Do we need two more mesothelial markers?

The differential diagnosis between epithelial mesothelioma and carcinoma often requires immunohistochemical assays. Currently an antibody panel is used for this purpose because no single antibody has sufficient specificity for either mesothelioma or carcinoma. Thus, the search for new and improved mesothelial markers continues.

In the April issue, Dr. Nelson Ordóñez relates his experience with two markers of lymphatic endothelium, the D2-40–defined antigen and podoplanin that, by happenstance, are also expressed by mesothelial cells [1]. He concludes that these two markers have superior specificity over the current favorites, calretinin and cytokeratins 5/6. Most of Dr. Ordóñez findings are supported by previous publications by other authors [2], [3], [4], [5].

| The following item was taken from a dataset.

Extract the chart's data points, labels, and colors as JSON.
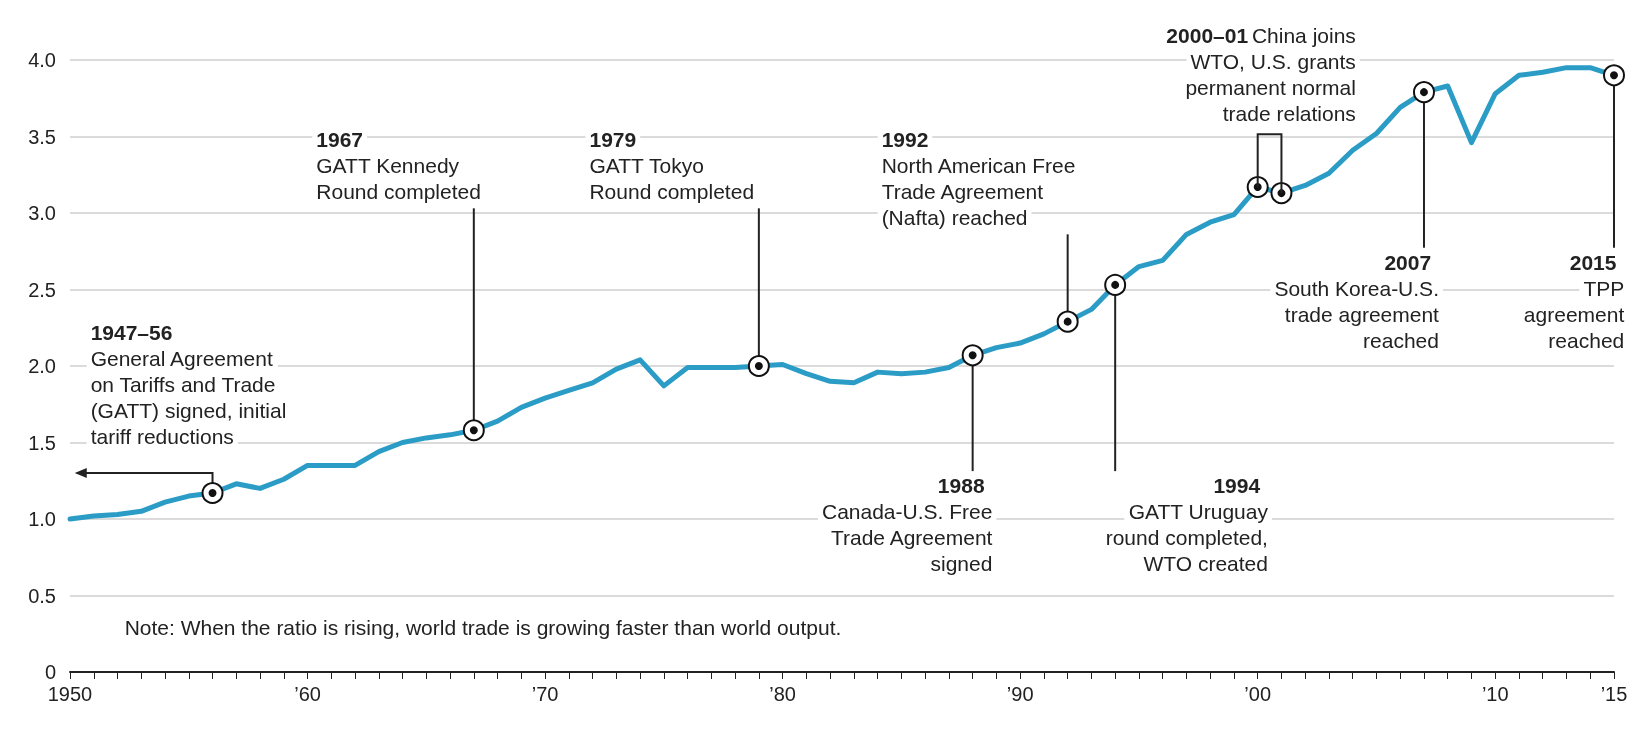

However, while none of the adenocarcinomas studied by Dr. Ordóñez expressed the D2-40–defined antigen or podoplanin, Chu et al. in a previous study reported that a large proportion of serous carcinomas of the ovary expressed D2-40 [3], [4]. Our limited experience to date agrees with the findings of Dr. Ordóñez, that the D2-40–defined antigen is rarely expressed in ovarian carcinomas, but this discrepancy between the published findings of Drs. Ordóñez and Chu et al. remains to be resolved.

But is this a problem? We think not. The vast majority of the diagnostic immunohistochemical markers we currently employ in our daily practice of surgical pathology have relative specificity; this is the reason we use immunodiagnostic panels. Clearly, the diagnostic specificity of the D2-40–defined antigen would be excellent in the case of a pleural tumor in a male, but poor in a peritoneal tumor in a woman. Two other reliable mesothelial markers, mesothelin and WT-1, are almost always expressed by carcinomas of ovarian surface epithelial origin. It is for this reason that we routinely exclude them from the mesothelioma panel in peritoneal tumors in women [6].

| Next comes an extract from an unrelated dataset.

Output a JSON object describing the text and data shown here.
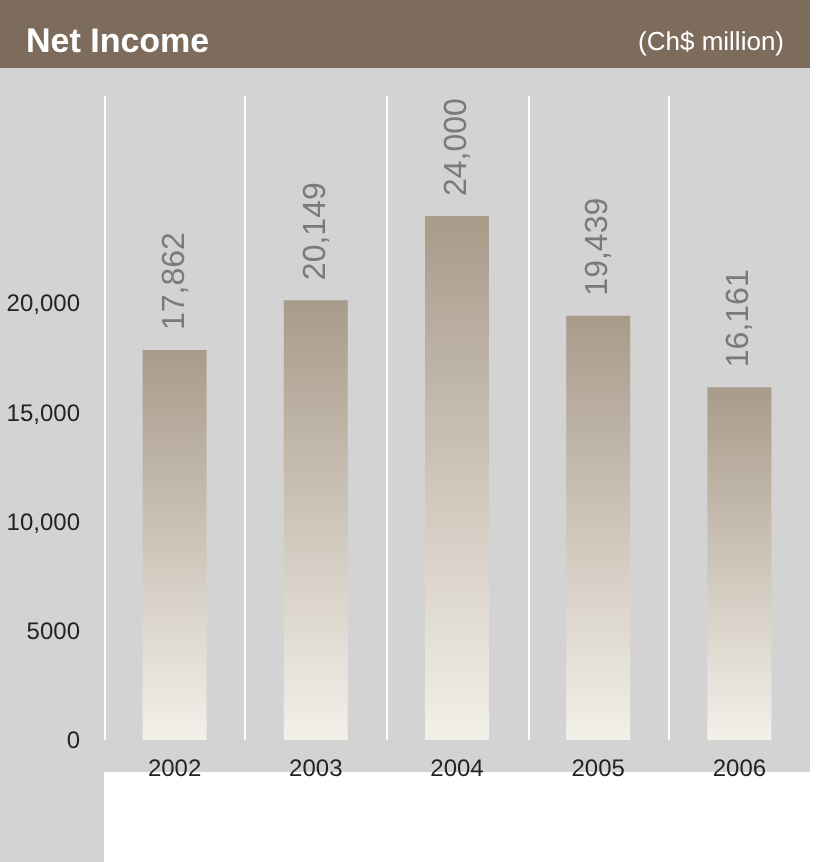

Clearly, the composition of any diagnostic panel must be adjusted to the clinical situation to optimize its specificity. For example, if poorly differentiated squamous cell carcinoma (SCC) involving serous membranes enters the differential diagnosis, it is imperative to include p63—a marker present in most SCC—replacing cytokeratins 5/6 that are commonly expressed by both mesothelioma and SCC [7].

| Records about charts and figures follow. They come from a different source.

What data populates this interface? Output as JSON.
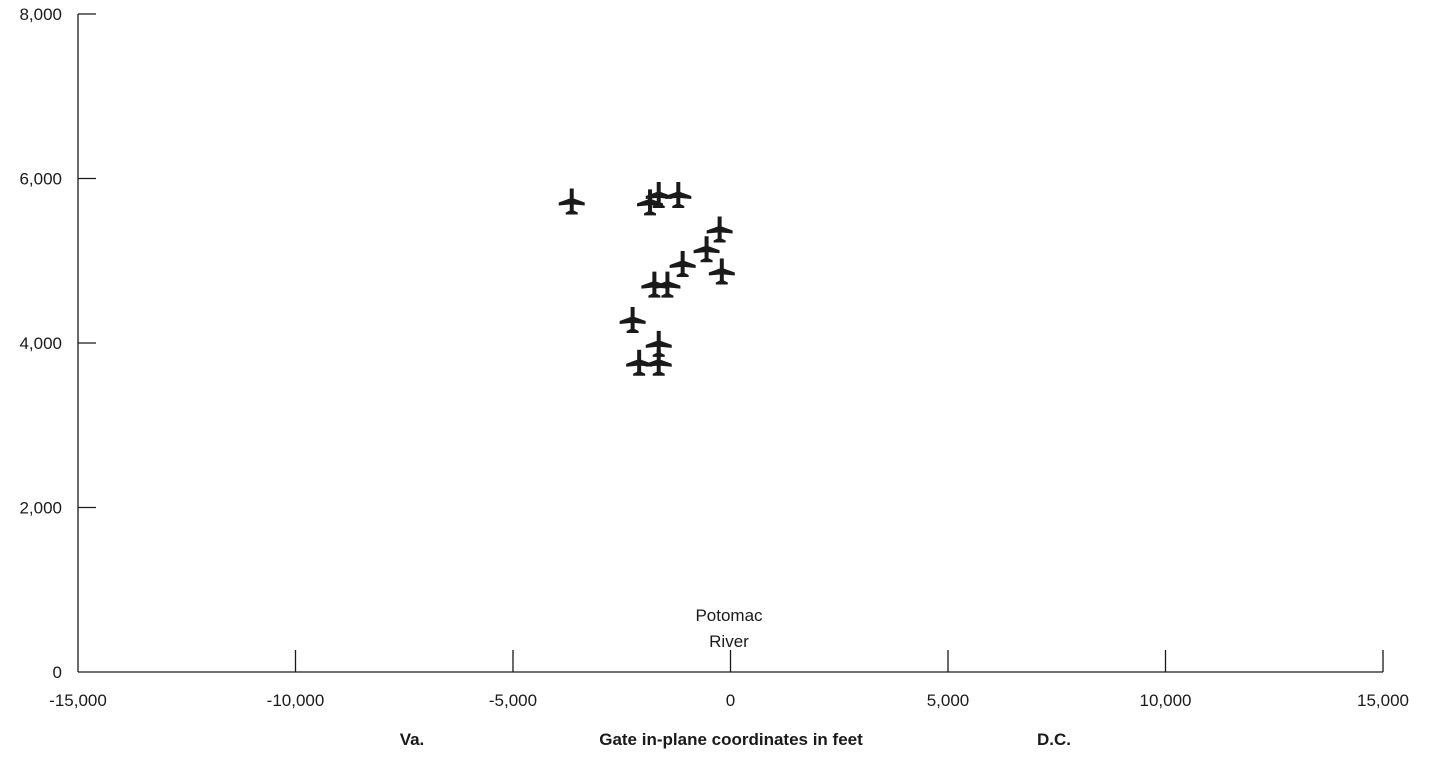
{
  "chart_data": {
    "type": "scatter",
    "title": "",
    "xlabel": "Gate in-plane coordinates in feet",
    "ylabel": "",
    "xlim": [
      -15000,
      15000
    ],
    "ylim": [
      0,
      8000
    ],
    "x_ticks": [
      -15000,
      -10000,
      -5000,
      0,
      5000,
      10000,
      15000
    ],
    "x_tick_labels": [
      "-15,000",
      "-10,000",
      "-5,000",
      "0",
      "5,000",
      "10,000",
      "15,000"
    ],
    "y_ticks": [
      0,
      2000,
      4000,
      6000,
      8000
    ],
    "y_tick_labels": [
      "0",
      "2,000",
      "4,000",
      "6,000",
      "8,000"
    ],
    "grid": false,
    "marker": "airplane-icon",
    "marker_color": "#1a1a1a",
    "points": [
      {
        "x": -3650,
        "y": 5720
      },
      {
        "x": -1850,
        "y": 5710
      },
      {
        "x": -1650,
        "y": 5800
      },
      {
        "x": -1200,
        "y": 5800
      },
      {
        "x": -250,
        "y": 5380
      },
      {
        "x": -550,
        "y": 5140
      },
      {
        "x": -1100,
        "y": 4960
      },
      {
        "x": -200,
        "y": 4870
      },
      {
        "x": -1750,
        "y": 4710
      },
      {
        "x": -1450,
        "y": 4710
      },
      {
        "x": -2250,
        "y": 4280
      },
      {
        "x": -1650,
        "y": 3990
      },
      {
        "x": -2100,
        "y": 3760
      },
      {
        "x": -1650,
        "y": 3760
      }
    ],
    "annotations": {
      "river_line1": "Potomac",
      "river_line2": "River",
      "left_side": "Va.",
      "right_side": "D.C."
    }
  }
}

Interpreting slides immunostained with the D2-40 monoclonal antibody may be more challenging to the pathologist, however, because of the immunostaining present in lymphatics as well as reactive pneumocytes, as noted in our preliminary studies. Nonetheless, having two additional markers of mesothelial lineage is a welcome development likely to lead to higher diagnostic accuracy in the distinction between epithelial mesothelioma and its mimics.

Another issue is whether D2-40 and antibodies to podoplanin recognize the same or related epitopes since they exhibit remarkable similarities in immunoreactivity. If so, only one of these would be necessary.

Clearly, however, careful and accurate comparative evaluation of these new markers with current ones is needed to decide which ones to incorporate to—and which ones to replace—from our diagnostic panels.